Throughout science, there are also many researchers who don’t get the funding they need to pursue their ideas until they are well into their careers. Philanthropists can step in if they view the research as important to the public or private sector, providing funding that, ideally, catalyzes future investments from investors or governments, he says.
“That is the type of agenda setting that my team and I are interested in doing,” Kalil says.
The firm will focus on establishing or fostering multi-donor, or collaborative, funds that include philanthropists and foundations that recognize the problems they are addressing won’t be solved by one foundation.
Kalil currently is chairman of a Schmidt Futures-founded group called Convergent Research, which identifies, selects, and launches focused nonprofit research startups pursuing science “moonshots,” pulling in funding from a variety of foundations and individual philanthropists for specific projects.

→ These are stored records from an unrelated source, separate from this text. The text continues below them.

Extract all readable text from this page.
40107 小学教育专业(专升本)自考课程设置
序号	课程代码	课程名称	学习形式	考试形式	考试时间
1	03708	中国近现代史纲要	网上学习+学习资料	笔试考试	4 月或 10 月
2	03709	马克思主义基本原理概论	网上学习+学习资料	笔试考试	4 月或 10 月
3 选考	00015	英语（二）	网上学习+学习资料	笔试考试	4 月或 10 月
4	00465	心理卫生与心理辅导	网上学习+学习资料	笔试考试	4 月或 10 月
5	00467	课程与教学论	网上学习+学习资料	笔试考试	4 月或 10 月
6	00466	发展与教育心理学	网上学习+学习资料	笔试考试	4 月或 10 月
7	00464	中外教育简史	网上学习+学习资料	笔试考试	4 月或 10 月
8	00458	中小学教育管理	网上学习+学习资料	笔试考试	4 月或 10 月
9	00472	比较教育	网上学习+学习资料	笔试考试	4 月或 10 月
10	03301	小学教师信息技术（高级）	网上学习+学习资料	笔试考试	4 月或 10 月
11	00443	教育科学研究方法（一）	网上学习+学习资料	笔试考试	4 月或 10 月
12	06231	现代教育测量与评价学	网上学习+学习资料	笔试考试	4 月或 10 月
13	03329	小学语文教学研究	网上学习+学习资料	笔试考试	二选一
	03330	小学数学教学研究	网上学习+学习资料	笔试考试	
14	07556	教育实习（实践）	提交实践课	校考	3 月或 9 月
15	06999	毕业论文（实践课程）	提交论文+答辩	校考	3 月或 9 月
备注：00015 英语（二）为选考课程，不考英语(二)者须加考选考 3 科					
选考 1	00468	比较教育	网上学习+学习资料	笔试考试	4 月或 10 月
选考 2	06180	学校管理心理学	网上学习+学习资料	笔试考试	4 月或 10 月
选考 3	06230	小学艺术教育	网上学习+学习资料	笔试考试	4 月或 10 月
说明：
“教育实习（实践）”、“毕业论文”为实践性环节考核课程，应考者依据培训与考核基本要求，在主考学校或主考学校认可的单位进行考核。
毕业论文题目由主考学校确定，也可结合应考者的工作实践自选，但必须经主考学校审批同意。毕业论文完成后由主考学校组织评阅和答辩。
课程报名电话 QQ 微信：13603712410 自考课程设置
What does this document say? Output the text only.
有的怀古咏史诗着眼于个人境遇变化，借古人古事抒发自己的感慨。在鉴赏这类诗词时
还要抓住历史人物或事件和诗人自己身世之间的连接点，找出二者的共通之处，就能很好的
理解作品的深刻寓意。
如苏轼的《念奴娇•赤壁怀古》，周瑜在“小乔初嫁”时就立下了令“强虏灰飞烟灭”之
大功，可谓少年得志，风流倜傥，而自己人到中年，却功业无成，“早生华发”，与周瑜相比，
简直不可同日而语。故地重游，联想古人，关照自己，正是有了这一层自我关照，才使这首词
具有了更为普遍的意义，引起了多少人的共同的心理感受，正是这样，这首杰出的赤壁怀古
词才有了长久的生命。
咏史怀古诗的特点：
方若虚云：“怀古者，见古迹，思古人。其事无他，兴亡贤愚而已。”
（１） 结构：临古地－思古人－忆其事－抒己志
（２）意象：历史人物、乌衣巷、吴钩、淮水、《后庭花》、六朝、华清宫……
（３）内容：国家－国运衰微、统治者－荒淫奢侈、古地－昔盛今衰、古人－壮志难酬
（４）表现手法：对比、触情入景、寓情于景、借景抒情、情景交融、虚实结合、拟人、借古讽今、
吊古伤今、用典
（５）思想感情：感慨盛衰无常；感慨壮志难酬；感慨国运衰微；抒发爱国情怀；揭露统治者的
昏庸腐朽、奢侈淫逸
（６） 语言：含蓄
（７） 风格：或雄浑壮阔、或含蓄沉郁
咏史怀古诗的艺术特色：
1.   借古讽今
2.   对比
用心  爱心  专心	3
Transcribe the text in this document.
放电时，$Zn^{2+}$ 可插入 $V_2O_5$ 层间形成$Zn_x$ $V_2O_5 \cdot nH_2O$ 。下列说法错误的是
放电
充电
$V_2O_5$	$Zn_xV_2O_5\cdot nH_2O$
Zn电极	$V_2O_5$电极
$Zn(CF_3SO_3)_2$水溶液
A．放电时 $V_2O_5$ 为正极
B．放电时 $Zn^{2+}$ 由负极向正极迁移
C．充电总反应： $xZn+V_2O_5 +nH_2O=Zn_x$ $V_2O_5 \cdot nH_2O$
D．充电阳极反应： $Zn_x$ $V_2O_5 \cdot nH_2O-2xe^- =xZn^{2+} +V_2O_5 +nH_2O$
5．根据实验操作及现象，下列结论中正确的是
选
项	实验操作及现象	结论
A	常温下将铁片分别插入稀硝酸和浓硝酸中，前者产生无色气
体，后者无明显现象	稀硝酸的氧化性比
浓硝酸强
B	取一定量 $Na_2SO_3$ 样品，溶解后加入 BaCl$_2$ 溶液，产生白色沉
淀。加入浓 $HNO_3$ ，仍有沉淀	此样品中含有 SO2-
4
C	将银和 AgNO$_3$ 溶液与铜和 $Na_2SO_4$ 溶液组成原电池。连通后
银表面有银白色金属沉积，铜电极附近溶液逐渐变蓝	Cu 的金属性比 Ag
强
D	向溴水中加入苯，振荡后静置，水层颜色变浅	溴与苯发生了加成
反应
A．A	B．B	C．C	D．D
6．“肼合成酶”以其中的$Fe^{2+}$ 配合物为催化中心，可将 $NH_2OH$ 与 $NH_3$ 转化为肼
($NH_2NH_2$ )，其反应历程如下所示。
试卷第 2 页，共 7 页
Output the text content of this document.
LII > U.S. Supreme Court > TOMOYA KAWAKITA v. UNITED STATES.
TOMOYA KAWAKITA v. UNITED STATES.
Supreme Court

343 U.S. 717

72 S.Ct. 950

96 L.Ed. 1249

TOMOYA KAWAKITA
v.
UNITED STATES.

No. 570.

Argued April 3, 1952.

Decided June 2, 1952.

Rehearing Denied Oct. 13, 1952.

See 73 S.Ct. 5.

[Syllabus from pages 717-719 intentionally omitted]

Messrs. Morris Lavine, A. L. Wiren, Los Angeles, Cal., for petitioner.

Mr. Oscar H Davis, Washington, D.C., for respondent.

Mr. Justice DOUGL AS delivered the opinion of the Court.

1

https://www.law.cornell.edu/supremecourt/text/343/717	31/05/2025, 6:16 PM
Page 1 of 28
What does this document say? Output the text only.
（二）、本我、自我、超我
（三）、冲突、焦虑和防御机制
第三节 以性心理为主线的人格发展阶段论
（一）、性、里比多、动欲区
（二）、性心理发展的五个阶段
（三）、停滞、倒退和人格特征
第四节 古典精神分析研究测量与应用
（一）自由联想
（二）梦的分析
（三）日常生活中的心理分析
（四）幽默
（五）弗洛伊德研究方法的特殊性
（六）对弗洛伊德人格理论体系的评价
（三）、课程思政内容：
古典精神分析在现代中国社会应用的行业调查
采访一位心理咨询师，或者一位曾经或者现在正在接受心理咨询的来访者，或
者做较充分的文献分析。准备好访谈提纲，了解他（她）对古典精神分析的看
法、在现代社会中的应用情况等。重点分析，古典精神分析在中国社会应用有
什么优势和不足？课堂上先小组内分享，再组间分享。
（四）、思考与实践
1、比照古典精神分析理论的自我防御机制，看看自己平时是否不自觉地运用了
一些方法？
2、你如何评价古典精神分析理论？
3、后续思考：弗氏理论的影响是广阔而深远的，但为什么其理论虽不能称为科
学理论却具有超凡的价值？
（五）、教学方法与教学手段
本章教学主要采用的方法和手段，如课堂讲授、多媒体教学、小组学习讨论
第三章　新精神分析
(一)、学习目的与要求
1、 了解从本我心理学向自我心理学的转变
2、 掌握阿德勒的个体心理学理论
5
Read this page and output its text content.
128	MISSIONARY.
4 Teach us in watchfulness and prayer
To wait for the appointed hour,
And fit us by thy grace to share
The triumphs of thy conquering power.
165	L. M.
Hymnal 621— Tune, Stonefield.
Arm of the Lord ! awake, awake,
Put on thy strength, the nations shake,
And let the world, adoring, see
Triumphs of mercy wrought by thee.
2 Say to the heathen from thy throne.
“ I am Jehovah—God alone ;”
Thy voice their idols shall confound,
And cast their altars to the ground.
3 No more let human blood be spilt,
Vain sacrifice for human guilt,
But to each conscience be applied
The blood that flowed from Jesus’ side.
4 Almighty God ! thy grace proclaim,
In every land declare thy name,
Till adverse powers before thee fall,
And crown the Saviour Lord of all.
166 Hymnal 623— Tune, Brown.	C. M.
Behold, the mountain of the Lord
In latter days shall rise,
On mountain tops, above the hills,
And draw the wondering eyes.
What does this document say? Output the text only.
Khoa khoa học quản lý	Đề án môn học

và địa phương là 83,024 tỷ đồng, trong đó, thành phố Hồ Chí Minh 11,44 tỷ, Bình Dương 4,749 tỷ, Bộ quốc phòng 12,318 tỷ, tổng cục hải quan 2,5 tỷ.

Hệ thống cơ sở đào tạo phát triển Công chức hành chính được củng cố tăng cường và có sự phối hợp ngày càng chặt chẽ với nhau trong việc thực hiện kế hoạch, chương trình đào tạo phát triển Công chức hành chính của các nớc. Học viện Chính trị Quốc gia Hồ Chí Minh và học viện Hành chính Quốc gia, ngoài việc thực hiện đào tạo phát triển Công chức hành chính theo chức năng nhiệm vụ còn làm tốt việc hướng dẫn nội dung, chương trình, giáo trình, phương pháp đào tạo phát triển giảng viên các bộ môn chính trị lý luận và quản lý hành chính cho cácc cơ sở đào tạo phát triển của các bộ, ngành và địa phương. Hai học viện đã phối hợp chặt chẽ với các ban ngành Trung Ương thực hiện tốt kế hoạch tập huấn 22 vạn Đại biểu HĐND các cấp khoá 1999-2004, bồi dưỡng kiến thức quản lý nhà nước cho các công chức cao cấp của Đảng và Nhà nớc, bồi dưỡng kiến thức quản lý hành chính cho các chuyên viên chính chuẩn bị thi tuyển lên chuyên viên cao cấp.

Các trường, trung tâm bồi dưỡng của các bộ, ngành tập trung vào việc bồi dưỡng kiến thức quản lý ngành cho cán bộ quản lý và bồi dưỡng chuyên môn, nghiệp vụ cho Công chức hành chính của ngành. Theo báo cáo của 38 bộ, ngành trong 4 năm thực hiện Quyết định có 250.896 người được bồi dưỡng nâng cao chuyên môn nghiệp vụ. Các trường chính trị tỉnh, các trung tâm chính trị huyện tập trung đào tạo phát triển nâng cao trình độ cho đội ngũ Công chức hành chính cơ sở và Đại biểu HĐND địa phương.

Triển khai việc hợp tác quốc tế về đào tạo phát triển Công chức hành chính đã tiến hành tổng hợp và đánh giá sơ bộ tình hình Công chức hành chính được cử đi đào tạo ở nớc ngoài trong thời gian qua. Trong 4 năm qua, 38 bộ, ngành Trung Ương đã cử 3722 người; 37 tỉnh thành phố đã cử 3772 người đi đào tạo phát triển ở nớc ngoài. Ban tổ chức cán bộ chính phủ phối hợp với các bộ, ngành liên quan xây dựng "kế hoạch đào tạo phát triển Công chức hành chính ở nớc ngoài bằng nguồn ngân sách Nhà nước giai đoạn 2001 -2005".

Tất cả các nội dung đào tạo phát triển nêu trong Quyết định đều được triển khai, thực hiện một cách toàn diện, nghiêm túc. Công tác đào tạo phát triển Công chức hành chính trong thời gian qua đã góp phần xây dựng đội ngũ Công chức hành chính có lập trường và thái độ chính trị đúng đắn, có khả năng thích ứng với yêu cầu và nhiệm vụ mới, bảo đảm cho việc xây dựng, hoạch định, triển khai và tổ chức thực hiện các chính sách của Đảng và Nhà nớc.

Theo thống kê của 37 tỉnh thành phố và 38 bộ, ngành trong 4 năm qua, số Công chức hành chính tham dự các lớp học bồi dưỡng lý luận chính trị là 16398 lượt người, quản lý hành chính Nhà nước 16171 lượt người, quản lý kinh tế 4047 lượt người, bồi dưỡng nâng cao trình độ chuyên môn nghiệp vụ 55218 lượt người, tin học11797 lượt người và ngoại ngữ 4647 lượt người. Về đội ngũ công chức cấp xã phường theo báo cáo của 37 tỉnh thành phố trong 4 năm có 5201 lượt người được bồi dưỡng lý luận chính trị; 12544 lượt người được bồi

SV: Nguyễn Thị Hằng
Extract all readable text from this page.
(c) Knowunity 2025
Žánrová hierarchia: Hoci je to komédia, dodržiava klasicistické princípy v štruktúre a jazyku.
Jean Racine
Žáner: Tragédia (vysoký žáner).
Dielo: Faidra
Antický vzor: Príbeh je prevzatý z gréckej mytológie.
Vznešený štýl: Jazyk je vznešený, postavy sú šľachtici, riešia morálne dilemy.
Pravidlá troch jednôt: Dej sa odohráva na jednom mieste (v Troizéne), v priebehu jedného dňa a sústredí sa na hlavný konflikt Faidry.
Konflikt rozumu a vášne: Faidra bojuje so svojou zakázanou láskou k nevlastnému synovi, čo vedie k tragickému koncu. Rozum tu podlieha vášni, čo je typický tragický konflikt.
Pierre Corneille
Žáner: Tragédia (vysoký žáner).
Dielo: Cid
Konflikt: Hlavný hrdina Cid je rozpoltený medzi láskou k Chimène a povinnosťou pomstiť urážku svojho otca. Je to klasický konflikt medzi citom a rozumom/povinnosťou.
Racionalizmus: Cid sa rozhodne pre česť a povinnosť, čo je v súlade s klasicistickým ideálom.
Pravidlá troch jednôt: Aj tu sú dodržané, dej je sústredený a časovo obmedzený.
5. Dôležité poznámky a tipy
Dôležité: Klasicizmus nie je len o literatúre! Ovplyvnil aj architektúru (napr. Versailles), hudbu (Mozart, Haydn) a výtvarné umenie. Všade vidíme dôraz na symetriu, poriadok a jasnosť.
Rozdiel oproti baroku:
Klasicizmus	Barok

Projects underway include lowering the cost of “mapping the brain by a factor of 100,” and “transforming our ability to do ocean-based carbon dioxide removal,” he says. Hearst Foundations, Ken Griffin, and the ClimateWorks Foundation are among several backing these and other initiatives.
Part of Renaissance Philanthropy’s job will be guiding donors on what role they want to play.
“There are some philanthropists who are very attracted to the idea that there’s something that already works and what we should do is scale it up,” he says. “Other philanthropists are more excited about figuring out how to make progress on something we don’t know how to solve.”
Whichever approach these donors take, the goal is not just for them to provide funding, Kahlil says, but to establish partnerships with the private sector or the public sector or with other philanthropists to ensure “the program or the set of the projects that you support, actually has an impact in the world.”